Ein Kaufsignal ist ein Verhalten oder Hinweis, das eine Kaufabsicht erkennen lässt, wie beispielsweise Demo-Anfragen, Preisfragen, Testanmeldungen oder wiederholte Kontaktaufnahmen. Teams nutzen diese Signale, um den richtigen Zeitpunkt für die Kontaktaufnahme zu wählen und ihr Verkaufsgespräch individuell anzupassen.
Warum sind Kaufsignale für mittelgroße Vertriebsteams wichtig?
Sie helfen dabei, die begrenzte Zeit für viele Leads zu priorisieren, die Gewinnraten zu steigern und Vertrieb und Marketing aufeinander abzustimmen. Durch die zentrale Nachverfolgung können Teams vielversprechende Leads schnell weiterleiten und die Nachverfolgung personalisieren.

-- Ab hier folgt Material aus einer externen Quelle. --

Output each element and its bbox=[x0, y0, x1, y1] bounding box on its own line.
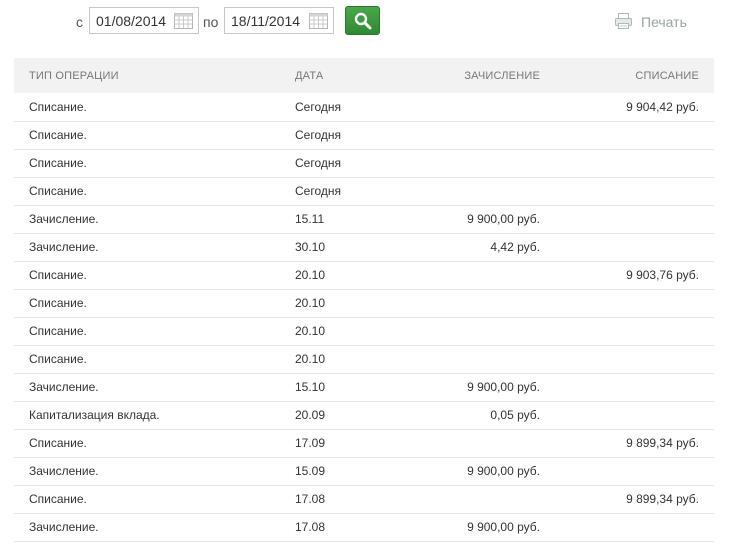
row-date: 20.09 bbox=[295, 408, 326, 422]
row-type: Списание. bbox=[29, 128, 87, 142]
row-credit bbox=[421, 121, 540, 149]
table-header-row: ТИП ОПЕРАЦИИ ДАТА ЗАЧИСЛЕНИЕ СПИСАНИЕ bbox=[14, 58, 714, 93]
row-date: Сегодня bbox=[295, 184, 341, 198]
table-row: Списание. Сегодня bbox=[14, 121, 714, 149]
search-button[interactable] bbox=[345, 6, 380, 35]
row-debit bbox=[540, 457, 714, 485]
row-credit: 0,05 руб. bbox=[490, 408, 540, 422]
row-credit: 9 900,00 руб. bbox=[467, 212, 540, 226]
row-date: Сегодня bbox=[295, 99, 341, 114]
row-date: 15.10 bbox=[295, 380, 326, 394]
row-type: Списание. bbox=[29, 99, 87, 114]
row-type: Зачисление. bbox=[29, 520, 99, 534]
table-row: Списание. Сегодня bbox=[14, 177, 714, 205]
calendar-icon[interactable] bbox=[174, 13, 193, 29]
column-header-credit[interactable]: ЗАЧИСЛЕНИЕ bbox=[421, 58, 540, 93]
to-label: по bbox=[203, 14, 219, 30]
row-type: Списание. bbox=[29, 296, 87, 310]
row-type: Зачисление. bbox=[29, 240, 99, 254]
row-debit: 9 899,34 руб. bbox=[626, 436, 699, 450]
row-credit: 9 900,00 руб. bbox=[467, 464, 540, 478]
row-date: 17.08 bbox=[295, 520, 326, 534]
column-header-type[interactable]: ТИП ОПЕРАЦИИ bbox=[14, 58, 295, 93]
to-date-field[interactable] bbox=[224, 7, 334, 34]
row-debit bbox=[540, 373, 714, 401]
row-date: 15.09 bbox=[295, 464, 326, 478]
row-date: 20.10 bbox=[295, 268, 326, 282]
date-filter-bar: с по bbox=[0, 0, 749, 44]
row-credit: 9 900,00 руб. bbox=[467, 520, 540, 534]
row-debit bbox=[540, 121, 714, 149]
row-date: 15.11 bbox=[295, 212, 325, 226]
row-type: Списание. bbox=[29, 492, 87, 506]
from-date-input[interactable] bbox=[96, 13, 172, 29]
row-debit: 9 904,42 руб. bbox=[626, 99, 699, 114]
row-debit bbox=[540, 205, 714, 233]
table-row: Списание. 20.10 bbox=[14, 317, 714, 345]
row-debit bbox=[540, 317, 714, 345]
row-credit bbox=[421, 149, 540, 177]
row-date: 17.08 bbox=[295, 492, 326, 506]
search-icon bbox=[354, 12, 372, 30]
row-debit bbox=[540, 289, 714, 317]
table-row: Зачисление. 15.11 9 900,00 руб. bbox=[14, 205, 714, 233]
row-date: 20.10 bbox=[295, 352, 326, 366]
row-debit bbox=[540, 401, 714, 429]
row-credit: 9 900,00 руб. bbox=[467, 380, 540, 394]
from-label: с bbox=[76, 14, 83, 30]
row-type: Зачисление. bbox=[29, 212, 99, 226]
row-type: Списание. bbox=[29, 436, 87, 450]
row-credit bbox=[421, 261, 540, 289]
table-row: Зачисление. 15.09 9 900,00 руб. bbox=[14, 457, 714, 485]
row-type: Зачисление. bbox=[29, 464, 99, 478]
operations-table: ТИП ОПЕРАЦИИ ДАТА ЗАЧИСЛЕНИЕ СПИСАНИЕ Сп… bbox=[14, 58, 714, 542]
row-date: 30.10 bbox=[295, 240, 326, 254]
row-type: Списание. bbox=[29, 156, 87, 170]
column-header-date[interactable]: ДАТА bbox=[295, 58, 421, 93]
row-type: Списание. bbox=[29, 324, 87, 338]
row-credit bbox=[421, 317, 540, 345]
row-credit bbox=[421, 429, 540, 457]
row-debit bbox=[540, 513, 714, 541]
row-date: 20.10 bbox=[295, 324, 326, 338]
table-row: Списание. 20.10 bbox=[14, 289, 714, 317]
column-header-debit[interactable]: СПИСАНИЕ bbox=[540, 58, 714, 93]
row-debit: 9 899,34 руб. bbox=[626, 492, 699, 506]
row-credit: 4,42 руб. bbox=[490, 240, 540, 254]
row-debit bbox=[540, 149, 714, 177]
print-label: Печать bbox=[641, 14, 687, 30]
row-date: Сегодня bbox=[295, 156, 341, 170]
row-debit: 9 903,76 руб. bbox=[626, 268, 699, 282]
row-debit bbox=[540, 345, 714, 373]
row-date: 20.10 bbox=[295, 296, 326, 310]
table-row: Списание. 20.10 bbox=[14, 345, 714, 373]
row-date: 17.09 bbox=[295, 436, 326, 450]
row-credit bbox=[421, 289, 540, 317]
to-date-input[interactable] bbox=[231, 13, 307, 29]
printer-icon bbox=[615, 13, 632, 29]
row-date: Сегодня bbox=[295, 128, 341, 142]
table-row: Списание. Сегодня 9 904,42 руб. bbox=[14, 93, 714, 121]
table-row: Списание. 17.08 9 899,34 руб. bbox=[14, 485, 714, 513]
calendar-icon[interactable] bbox=[309, 13, 328, 29]
row-type: Зачисление. bbox=[29, 380, 99, 394]
row-credit bbox=[421, 93, 540, 121]
row-credit bbox=[421, 345, 540, 373]
row-credit bbox=[421, 485, 540, 513]
from-date-field[interactable] bbox=[89, 7, 199, 34]
row-type: Списание. bbox=[29, 352, 87, 366]
row-type: Капитализация вклада. bbox=[29, 408, 160, 422]
table-row: Зачисление. 17.08 9 900,00 руб. bbox=[14, 513, 714, 541]
row-credit bbox=[421, 177, 540, 205]
row-type: Списание. bbox=[29, 268, 87, 282]
table-row: Списание. 17.09 9 899,34 руб. bbox=[14, 429, 714, 457]
table-row: Капитализация вклада. 20.09 0,05 руб. bbox=[14, 401, 714, 429]
table-row: Списание. Сегодня bbox=[14, 149, 714, 177]
row-debit bbox=[540, 233, 714, 261]
table-row: Списание. 20.10 9 903,76 руб. bbox=[14, 261, 714, 289]
table-row: Зачисление. 15.10 9 900,00 руб. bbox=[14, 373, 714, 401]
row-debit bbox=[540, 177, 714, 205]
table-row: Зачисление. 30.10 4,42 руб. bbox=[14, 233, 714, 261]
row-type: Списание. bbox=[29, 184, 87, 198]
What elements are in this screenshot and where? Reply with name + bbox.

Wie können Sie Kaufsignale auf LinkedIn erkennen?
Achten Sie auf häufige Interaktionen mit Beiträgen, Anmeldungen zu Webinaren, Profilbesuche und Produktfragen. Exportieren Sie Kommentatoren und Liker, protokollieren Sie sie in einem CRM und leiten Sie zeitnah Maßnahmen ein. Synchronisieren Sie Kontakte in folk , um sie zu verfolgen und Maßnahmen zu ergreifen.
Was ist eine gute Zahl für Impressionen auf LinkedIn?
Es gibt kein allgemeingültiges Ziel. Orientieren Sie sich an der Anzahl der Follower und früheren Beiträgen. Verfolgen Sie die Reichweite (Impressionen/Follower) und die Interaktionsrate und verbessern Sie Inhalte und Verbreitung im Laufe der Zeit. Konzentrieren Sie sich auf das Trendwachstum, nicht auf eine feste Zahl.